Not that Georgia
What I like to call my sabbatical year has, unfortunately, come to an end. The year moved at a slower pace than usual, which was nice, and I’m proud to say I’ve accomplished much of what I haphazardly made up as I went along. Accomplishments include:
1) Finishing my first mystery, then sending it out to agents, then rewriting half the book based on recommendations from an agent, and finally finishing it again (really, truly, forever this time…I think) and sending it off (again) for whatever will come;
2) Nearly finishing my second mystery (only a few chapters left to polish—so much easier this time);
3) Keeping my nephew healthy and intact, although I’ll admit his joyful and relentless pursuit of anything that might cause him grave bodily harm has left me truly confused about how our species manages to carry on, much less thrive;
4) Learning how to meditate regularly so that I can better deal with long lines, bureaucracies, and all the charming people of the world.
So, to celebrate my achievements, and test out my newly acquired meditation skills, I’ve decided to treat myself to a winter holiday in a former Soviet state. More specifically, I may be leaving on Sunday for the country of Georgia–as in the little country on the Black Sea, not the countryside of the southern state of Georgia. I’ve learned to be specific about this.

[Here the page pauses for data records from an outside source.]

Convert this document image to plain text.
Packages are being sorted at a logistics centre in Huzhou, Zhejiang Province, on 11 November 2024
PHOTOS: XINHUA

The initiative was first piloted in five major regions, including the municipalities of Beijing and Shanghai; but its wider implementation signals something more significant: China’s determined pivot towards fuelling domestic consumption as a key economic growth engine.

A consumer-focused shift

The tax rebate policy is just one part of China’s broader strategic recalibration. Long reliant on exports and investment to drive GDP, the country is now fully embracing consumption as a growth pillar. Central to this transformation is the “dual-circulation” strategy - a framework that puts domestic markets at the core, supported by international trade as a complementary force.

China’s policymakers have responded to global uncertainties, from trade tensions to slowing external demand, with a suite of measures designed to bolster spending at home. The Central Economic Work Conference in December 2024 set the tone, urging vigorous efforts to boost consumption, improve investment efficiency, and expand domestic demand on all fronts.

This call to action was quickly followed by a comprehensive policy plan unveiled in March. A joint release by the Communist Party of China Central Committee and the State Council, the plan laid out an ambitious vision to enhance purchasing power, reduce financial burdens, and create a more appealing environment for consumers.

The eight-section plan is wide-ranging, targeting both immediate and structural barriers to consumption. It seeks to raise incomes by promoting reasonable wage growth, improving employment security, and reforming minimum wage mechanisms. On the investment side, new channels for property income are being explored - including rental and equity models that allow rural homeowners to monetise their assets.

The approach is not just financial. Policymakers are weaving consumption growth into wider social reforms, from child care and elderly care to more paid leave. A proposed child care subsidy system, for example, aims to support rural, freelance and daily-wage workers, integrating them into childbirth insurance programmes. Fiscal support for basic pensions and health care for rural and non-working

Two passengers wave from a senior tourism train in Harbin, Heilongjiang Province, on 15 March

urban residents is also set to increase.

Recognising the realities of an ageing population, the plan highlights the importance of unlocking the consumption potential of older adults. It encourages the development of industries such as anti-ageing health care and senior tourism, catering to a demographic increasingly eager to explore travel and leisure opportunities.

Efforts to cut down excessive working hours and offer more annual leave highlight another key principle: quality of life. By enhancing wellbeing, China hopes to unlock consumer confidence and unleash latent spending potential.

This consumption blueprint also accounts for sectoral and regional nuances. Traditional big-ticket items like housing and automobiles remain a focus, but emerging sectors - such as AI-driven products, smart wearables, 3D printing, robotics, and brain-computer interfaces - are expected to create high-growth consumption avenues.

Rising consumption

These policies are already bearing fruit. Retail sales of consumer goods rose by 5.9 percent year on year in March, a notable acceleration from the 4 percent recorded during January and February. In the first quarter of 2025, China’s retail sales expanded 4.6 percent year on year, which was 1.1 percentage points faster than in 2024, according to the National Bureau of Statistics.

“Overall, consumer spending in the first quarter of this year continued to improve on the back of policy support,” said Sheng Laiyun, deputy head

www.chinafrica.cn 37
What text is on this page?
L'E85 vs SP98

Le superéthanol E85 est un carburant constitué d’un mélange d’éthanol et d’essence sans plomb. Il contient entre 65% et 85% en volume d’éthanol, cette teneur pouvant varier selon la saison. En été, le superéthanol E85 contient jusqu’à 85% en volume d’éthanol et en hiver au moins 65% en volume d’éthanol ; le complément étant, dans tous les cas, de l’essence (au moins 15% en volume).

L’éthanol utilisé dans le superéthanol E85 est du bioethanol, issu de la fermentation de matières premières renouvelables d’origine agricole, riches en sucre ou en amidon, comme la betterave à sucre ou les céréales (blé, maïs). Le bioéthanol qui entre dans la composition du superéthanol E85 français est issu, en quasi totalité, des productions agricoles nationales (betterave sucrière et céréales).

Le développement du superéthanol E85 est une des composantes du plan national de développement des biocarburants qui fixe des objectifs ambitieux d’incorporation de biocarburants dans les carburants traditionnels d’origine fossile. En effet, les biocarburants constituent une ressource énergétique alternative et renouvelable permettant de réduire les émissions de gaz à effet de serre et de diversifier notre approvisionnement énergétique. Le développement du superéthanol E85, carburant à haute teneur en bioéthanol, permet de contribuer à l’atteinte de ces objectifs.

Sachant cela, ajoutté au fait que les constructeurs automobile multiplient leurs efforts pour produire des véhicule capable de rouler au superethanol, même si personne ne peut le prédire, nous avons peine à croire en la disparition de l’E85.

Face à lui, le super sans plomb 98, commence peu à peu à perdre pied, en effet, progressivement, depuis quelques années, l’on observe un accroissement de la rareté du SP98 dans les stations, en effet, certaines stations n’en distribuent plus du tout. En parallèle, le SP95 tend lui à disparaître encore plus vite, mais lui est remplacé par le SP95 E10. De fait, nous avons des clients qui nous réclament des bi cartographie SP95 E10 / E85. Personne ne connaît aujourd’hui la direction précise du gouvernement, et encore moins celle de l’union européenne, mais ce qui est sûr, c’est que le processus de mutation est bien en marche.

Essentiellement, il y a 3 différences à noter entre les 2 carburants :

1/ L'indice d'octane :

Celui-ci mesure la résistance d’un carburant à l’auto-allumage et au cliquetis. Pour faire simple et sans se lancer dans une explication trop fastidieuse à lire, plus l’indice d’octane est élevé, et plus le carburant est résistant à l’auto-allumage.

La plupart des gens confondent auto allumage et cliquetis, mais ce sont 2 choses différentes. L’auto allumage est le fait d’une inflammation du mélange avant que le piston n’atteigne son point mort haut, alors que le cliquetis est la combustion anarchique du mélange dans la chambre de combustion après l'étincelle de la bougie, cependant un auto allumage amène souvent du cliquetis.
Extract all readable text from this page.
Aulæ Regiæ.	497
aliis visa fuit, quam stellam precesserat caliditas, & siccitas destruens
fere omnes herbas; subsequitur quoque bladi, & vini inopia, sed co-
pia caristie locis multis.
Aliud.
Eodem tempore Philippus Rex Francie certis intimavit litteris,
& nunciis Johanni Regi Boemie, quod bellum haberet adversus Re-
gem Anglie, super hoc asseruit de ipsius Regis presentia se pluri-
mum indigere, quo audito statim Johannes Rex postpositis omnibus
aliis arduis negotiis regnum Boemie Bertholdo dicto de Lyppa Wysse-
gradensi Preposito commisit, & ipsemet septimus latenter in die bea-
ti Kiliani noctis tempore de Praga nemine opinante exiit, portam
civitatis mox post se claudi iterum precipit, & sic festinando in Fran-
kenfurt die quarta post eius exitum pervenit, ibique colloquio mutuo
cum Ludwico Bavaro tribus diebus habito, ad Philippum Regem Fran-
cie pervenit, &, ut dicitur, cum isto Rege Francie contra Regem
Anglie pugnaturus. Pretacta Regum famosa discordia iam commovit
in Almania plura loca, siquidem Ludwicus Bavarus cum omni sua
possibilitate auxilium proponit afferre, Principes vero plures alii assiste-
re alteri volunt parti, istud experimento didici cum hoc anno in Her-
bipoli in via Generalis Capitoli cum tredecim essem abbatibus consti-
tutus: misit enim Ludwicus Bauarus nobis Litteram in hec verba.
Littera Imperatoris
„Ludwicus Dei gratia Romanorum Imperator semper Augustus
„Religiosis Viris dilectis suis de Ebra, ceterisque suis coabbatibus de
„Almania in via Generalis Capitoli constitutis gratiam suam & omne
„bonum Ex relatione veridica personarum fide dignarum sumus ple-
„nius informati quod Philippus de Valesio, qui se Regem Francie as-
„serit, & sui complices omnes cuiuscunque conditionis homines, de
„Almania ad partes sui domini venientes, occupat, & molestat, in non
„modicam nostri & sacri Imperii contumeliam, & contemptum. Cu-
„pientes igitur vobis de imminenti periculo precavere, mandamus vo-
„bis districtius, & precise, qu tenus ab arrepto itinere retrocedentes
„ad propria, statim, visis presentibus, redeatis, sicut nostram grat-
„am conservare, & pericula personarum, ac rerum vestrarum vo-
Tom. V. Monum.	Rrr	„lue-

I don’t have final clearance yet, but I do have a plane ticket in my name, so I thought I’d start my travel blog anyway (knock on wood). I’ll be in Georgia for three months working on an environmental education plan for a Georgian Ministry through a PCR assignment. I’ll be living in the capital, Tbilisi, and speaking mostly English, as I don’t actually know any Russian or Georgian. Truth is my current knowledge of Georgia comes primarily by way of a cursory scan of Wikipedia. However, I do have five days plus a 24-hour flight, which leaves plenty of time for cramming.
In case you’re wondering, Peace Corps Response is a program that allows returned PCVs to do short-term assignments (3 months to 1-year) overseas. Unlike PC, you apply to a specific position. So it’s a consulting project of sorts (my mother and my future resume prefer this description) but with PC level pay.